The Medicare Cost Report calculates the cost of services to Medicaid patients by applying the overall cost-to-charge ratio for the entire hospital to the total Medicaid charges reported by the hospital. However, this can overestimate or underestimate the cost if Medicaid patients receive a different mix of services than other patients do. Since this is of particular concern for hospitals with a large number of Medicaid patients receiving long-term care in hospital swing beds, the costs of services to Medicaid patients at these hospitals are adjusted in an effort to better estimate the actual costs.

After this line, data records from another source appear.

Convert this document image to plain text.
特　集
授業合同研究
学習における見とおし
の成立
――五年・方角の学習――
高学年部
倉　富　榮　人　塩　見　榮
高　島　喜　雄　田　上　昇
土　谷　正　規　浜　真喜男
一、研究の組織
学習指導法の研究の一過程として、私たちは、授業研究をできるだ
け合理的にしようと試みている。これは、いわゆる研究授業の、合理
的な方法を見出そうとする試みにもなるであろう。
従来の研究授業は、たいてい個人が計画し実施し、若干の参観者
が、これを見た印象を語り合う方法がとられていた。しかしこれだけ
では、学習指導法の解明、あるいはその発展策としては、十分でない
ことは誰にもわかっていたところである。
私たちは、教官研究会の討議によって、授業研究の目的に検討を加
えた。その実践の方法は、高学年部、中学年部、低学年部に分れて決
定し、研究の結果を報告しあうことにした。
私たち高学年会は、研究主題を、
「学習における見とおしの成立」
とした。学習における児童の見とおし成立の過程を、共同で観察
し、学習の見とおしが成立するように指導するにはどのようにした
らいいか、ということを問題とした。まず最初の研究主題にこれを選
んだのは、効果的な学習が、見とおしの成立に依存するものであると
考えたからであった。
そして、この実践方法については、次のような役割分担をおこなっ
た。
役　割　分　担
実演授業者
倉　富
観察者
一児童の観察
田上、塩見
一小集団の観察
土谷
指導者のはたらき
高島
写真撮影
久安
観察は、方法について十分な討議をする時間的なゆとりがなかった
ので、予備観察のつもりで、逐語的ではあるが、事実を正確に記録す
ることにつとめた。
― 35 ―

Many hospitals receive two types of Medicaid payments: (1) payments for individual services to patients enrolled in Medicaid, and (2) Disproportionate Share Hospital (DSH) and/or other supplemental payments. The amounts of these payments differ significantly across states and among hospitals within the state. Unfortunately, these payments are not reported in consistent ways on Medicare Cost Reports; as a result, in some cases they are included in the Medicaid margin and other cases they are included in Non-Patient Service Revenues.
Medicare Cost Reports do not include the specific amounts hospitals charge or are paid for services to patients with private health insurance. Consequently, the costs and payments for these patients have to be estimated by subtracting the costs and payments for Medicare, Medicaid, CHIP, indigent care, and uninsured charity care patients from the total patient service costs and revenues.